Le candidat du Conseil national pour la défense de la démocratie/Forces de défense de la démocratie (CNDD-FDD, parti au pouvoir) est solennellement investi, le 18 juin, troisième président élu de l’ère démocratique du Burundi.

Aucun chef d'Etat n'a assisté à cette investiture, ces absences étant officiellement imputées à la pandémie mondiale de coronavirus.

Aussitôt investi, le nouveau chef de l'Etat burundais nomme un cabinet restreint de 15 ministres, contre 21 dans le cabinet sortant, ce qui lui vaudra un premier point dans l'opinion.

La première urgence pour le nouvel exécutif est la gestion du deuil national et l'organisation des obsèques du défunt.

Passé le deuil de sept jours, un dernier hommage populaire est rendu à l’ex-chef de l’Etat, le 29 juin, au stade de Gitega, la nouvelle capitale politique du Burundi, où repose à jamais son corps.

Sous le nouveau régime, on assiste à un premier changement de cap radical concernant surtout la gestion de la pandémie jusque-là négligée au Burundi.

Le précédent régime assurait invariablement que les Burundais étaient protégés "par la grâce divine" et qu'ils n’avaient pas à craindre cet ennemi invisible.

Le nouveau président élu prend plutôt le contre-pied de son prédécesseur et se hâte de décréter le coronavirus "ennemi public n°1" du pays.

Une campagne nationale de dépistage "massive, volontaire et gratuite" des populations est aussitôt lancée.

Des mesures d’accompagnement suivent, notamment la subvention des prix du savon et du mètre cube d’eau à hauteur de 50 pc pour purifier le pays du virus.

Dans les autres domaines de la vie nationale, on retiendra encore des 100 premiers jours du nouveau régime, les efforts visant le rapatriement des derniers réfugiés de la crise politique dans le pays.

La crise faisait suite aux précédentes élections controversées et émaillées de violences, dont une tentative de putsch militaire manqué, en 2015.

Des réfugiés burundais ont commencé à rentrer au pays en provenance principalement du Rwanda.

La voisin du Nord a été longtemps accusé par Bujumbura de prendre en otage les demandeurs d'asile burundais et de les entrainer militairement pour déstabiliser leur pays d’origine.

Les poids lourds de l'opposition en exil, quant à eux, hésitent encore à renter au bercail, faute de signes d’ouverture politique de la part des nouvelles autorités burundaises, accusent-ils.

Sur le plan diplomatique, la situation est encore à l’état de contacts timides avec la communauté internationale.
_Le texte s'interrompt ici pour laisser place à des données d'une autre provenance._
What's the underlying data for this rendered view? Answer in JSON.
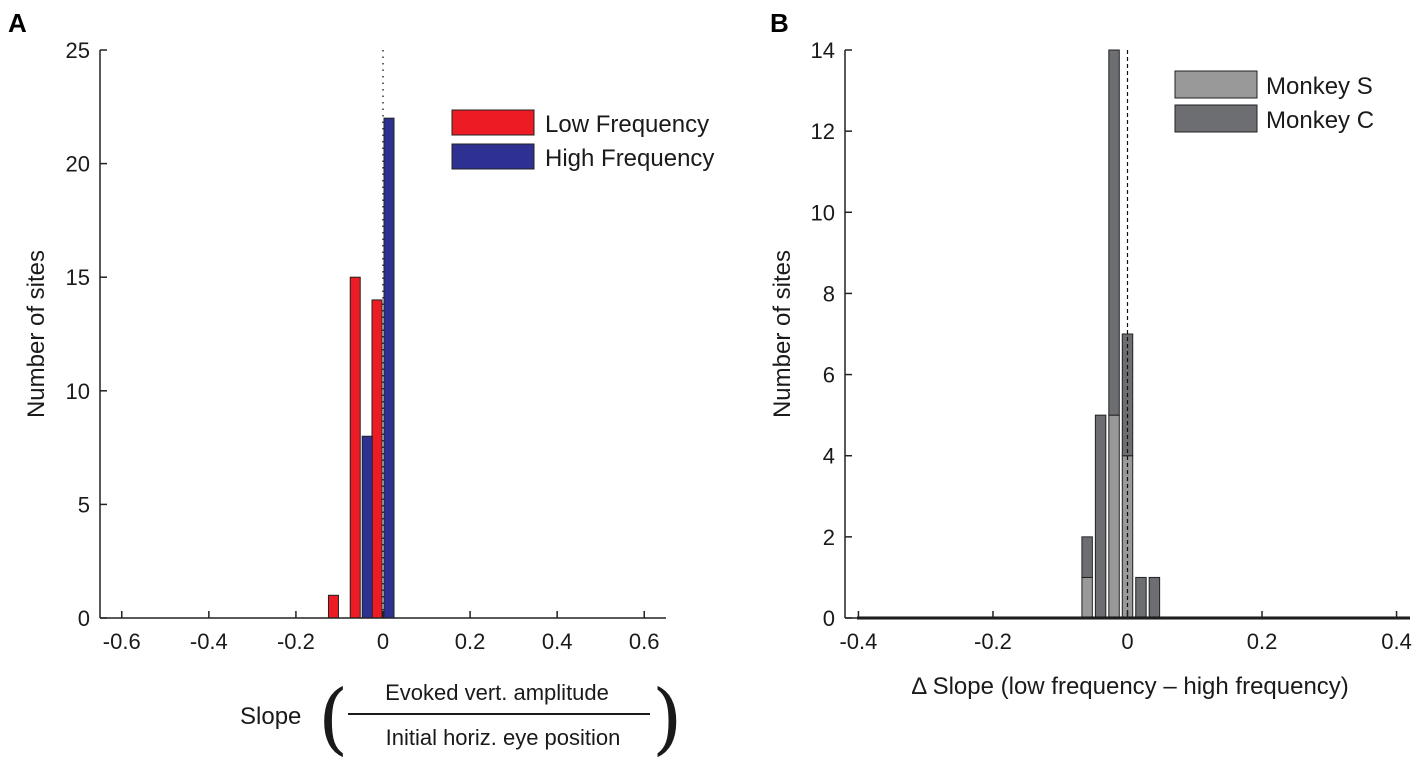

L'isolement du Burundi sur la scène diplomatique internationale perdure depuis la crise électorale et des droits humains de 2015.

L’Union européenne (UE), principal partenaire technique et financier historique du Burundi, a déjà envoyé des signaux d’ouverture en direction de ce pays isolé dans la région des Grands lacs africains.
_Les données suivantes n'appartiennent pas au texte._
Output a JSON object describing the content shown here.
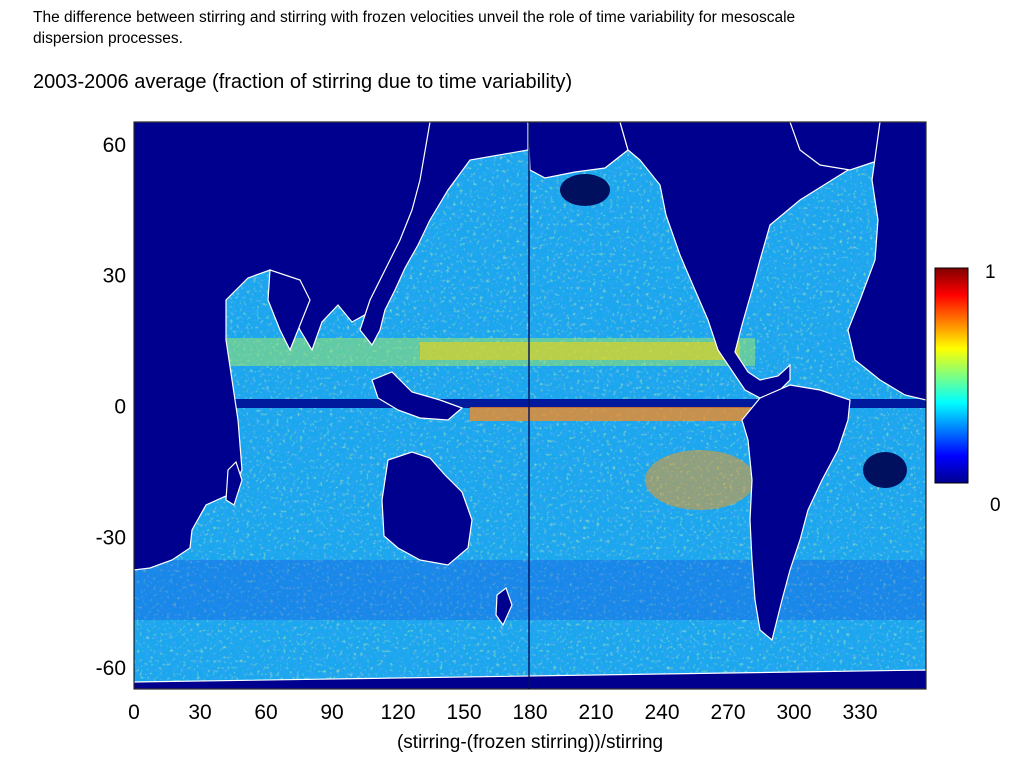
{
  "caption": "The difference between stirring and stirring with frozen velocities unveil the role of time variability for mesoscale\n dispersion processes.",
  "subtitle": "2003-2006 average (fraction of stirring due to time variability)",
  "colors": {
    "land": "#00008f",
    "coastline": "#ffffff",
    "colormap": "jet"
  },
  "chart_data": {
    "type": "heatmap",
    "title": "2003-2006 average (fraction of stirring due to time variability)",
    "xlabel": "(stirring-(frozen stirring))/stirring",
    "ylabel": "",
    "x_ticks": [
      0,
      30,
      60,
      90,
      120,
      150,
      180,
      210,
      240,
      270,
      300,
      330
    ],
    "y_ticks": [
      60,
      30,
      0,
      -30,
      -60
    ],
    "xlim": [
      0,
      360
    ],
    "ylim": [
      -65,
      65
    ],
    "colorbar": {
      "min": 0,
      "max": 1,
      "min_label": "0",
      "max_label": "1",
      "colormap": "jet"
    },
    "grid": false,
    "features": [
      {
        "feature": "equatorial band of low values (dark blue) at latitude 0",
        "value": 0.05
      },
      {
        "feature": "elevated band (orange/red) just south of the equator, 180-270 E",
        "value": 0.8
      },
      {
        "feature": "elevated band (yellow/orange) near 10 N, 100-270 E",
        "value": 0.7
      },
      {
        "feature": "typical open-ocean value (cyan/green)",
        "value": 0.4
      }
    ]
  }
}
La reprise de la coopération internationale est d'autant plus urgente que le Burundi dépend à plus de 50 pc, des aides extérieures conjoncturelles, de l'avis des analystes.

Les Etats-Unis d’Amérique, l’autre partenaire important du Burundi, sont sur la même lancée d’ouverture à la reprise de la coopération bilatérale.

Au niveau de la sécurité, le pays fait face ces derniers temps à un regain de violences de la part d’individus armés qui tuent et pillent la population par endroits, sans toutefois revendiquer leurs actions, ni décliner leur identité.

De manière générale, le climat socio-politique reste délétère, malgré les espoirs suscités par le nouveau régime burundais, selon les mêmes analystes.